A Agência Nacional de Proteção de Dados (ANPD) aplicou uma multa de R$ 153,7 milhões à ByteDance, controladora do TikTok, após identificar irregularidades no tratamento de dados pessoais de crianças e adolescentes. A decisão foi publicada no Diário Oficial da União nesta terça-feira (25). A empresa ainda pode recorrer ao Conselho Diretor da ANPD no prazo de dez dias úteis.
Irregularidades identificadas
A investigação analisou duas formas de acesso à plataforma: o “feed sem cadastro” e o “feed com cadastro”. Em ambos os casos, foram constatadas falhas na proteção de dados de menores.

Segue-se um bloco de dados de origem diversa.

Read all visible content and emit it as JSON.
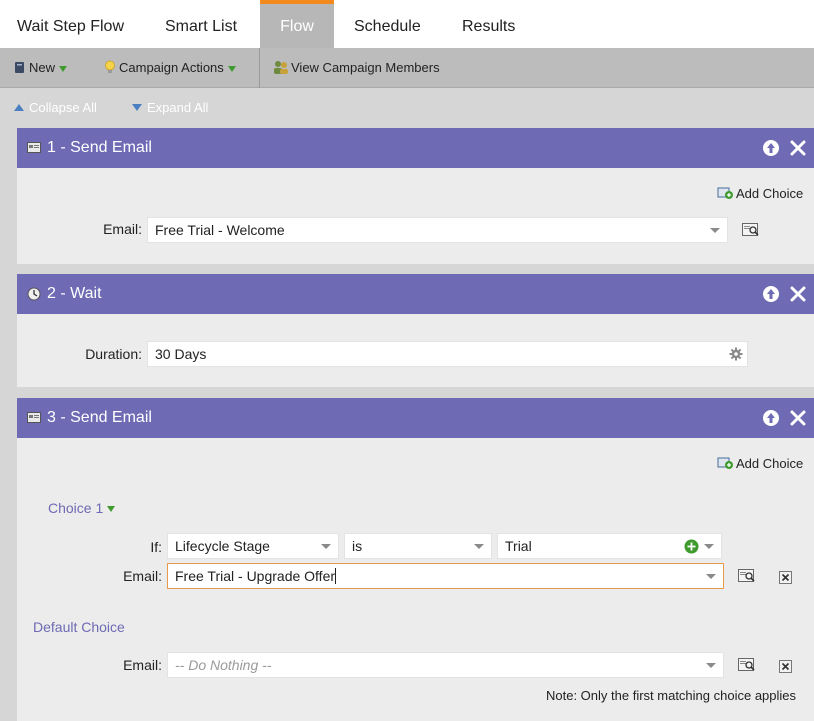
{
  "tabs": [
    {
      "label": "Wait Step Flow"
    },
    {
      "label": "Smart List"
    },
    {
      "label": "Flow",
      "active": true
    },
    {
      "label": "Schedule"
    },
    {
      "label": "Results"
    }
  ],
  "toolbar": {
    "new_label": "New",
    "campaign_actions_label": "Campaign Actions",
    "view_members_label": "View Campaign Members"
  },
  "controls": {
    "collapse_all": "Collapse All",
    "expand_all": "Expand All"
  },
  "steps": [
    {
      "title": "1 - Send Email",
      "add_choice": "Add Choice",
      "email_label": "Email:",
      "email_value": "Free Trial - Welcome"
    },
    {
      "title": "2 - Wait",
      "duration_label": "Duration:",
      "duration_value": "30 Days"
    },
    {
      "title": "3 - Send Email",
      "add_choice": "Add Choice",
      "choice_label": "Choice 1",
      "if_label": "If:",
      "condition_field": "Lifecycle Stage",
      "condition_operator": "is",
      "condition_value": "Trial",
      "email_label": "Email:",
      "choice_email_value": "Free Trial - Upgrade Offer",
      "default_choice_label": "Default Choice",
      "default_email_label": "Email:",
      "default_email_placeholder": "-- Do Nothing --",
      "note": "Note: Only the first matching choice applies"
    }
  ],
  "colors": {
    "step_header": "#6e6ab4",
    "active_tab_accent": "#f28a1e",
    "add_green": "#3f9b2e"
  }
}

- Sem cadastro: ausência de mecanismos eficazes para prevenir o tratamento de dados de crianças e adolescentes.
- Com cadastro: problemas na coleta de informações durante o registro e falhas na prevenção de cadastros irregulares.
Segundo a ANPD, a empresa não apresentou comprovação suficiente da efetividade das medidas adotadas para cumprir a Lei Geral de Proteção de Dados (LGPD). As infrações envolvem cinco dispositivos da legislação.
Medidas obrigatórias
Além da multa, a ByteDance deverá implementar mudanças para ampliar a proteção de menores:
- Aplicação automática das configurações mais restritivas de privacidade para usuários de até 16 anos.
- Alterações nessas configurações somente com autorização dos responsáveis.
- Reforço das ferramentas de supervisão parental.
- Adoção de filtros mais rigorosos para conteúdos disponíveis.
Restrições ao acesso sem cadastro
O plano de conformidade prevê limitações importantes para quem utiliza o TikTok sem criar conta:
- Experiência restrita a 12 horas.
- Proibição de criação de conteúdos, comentários, mensagens diretas e transmissões ao vivo.
- Impossibilidade de seguir outros usuários.
- Suspensão total de anúncios no Brasil.
- Acesso apenas a conteúdos apropriados para todas as idades.
- Coleta de dados limitada ao necessário para funcionamento e segurança da plataforma.
Adequação futura
A decisão também prevê que a empresa se adapte às exigências do Estatuto Digital da Criança e do Adolescente, especialmente em relação à aferição de idade dos usuários.
Com a medida, a ANPD reforça a necessidade de conformidade das plataformas digitais com a legislação brasileira de proteção de dados, especialmente no que diz respeito à segurança de crianças e adolescentes.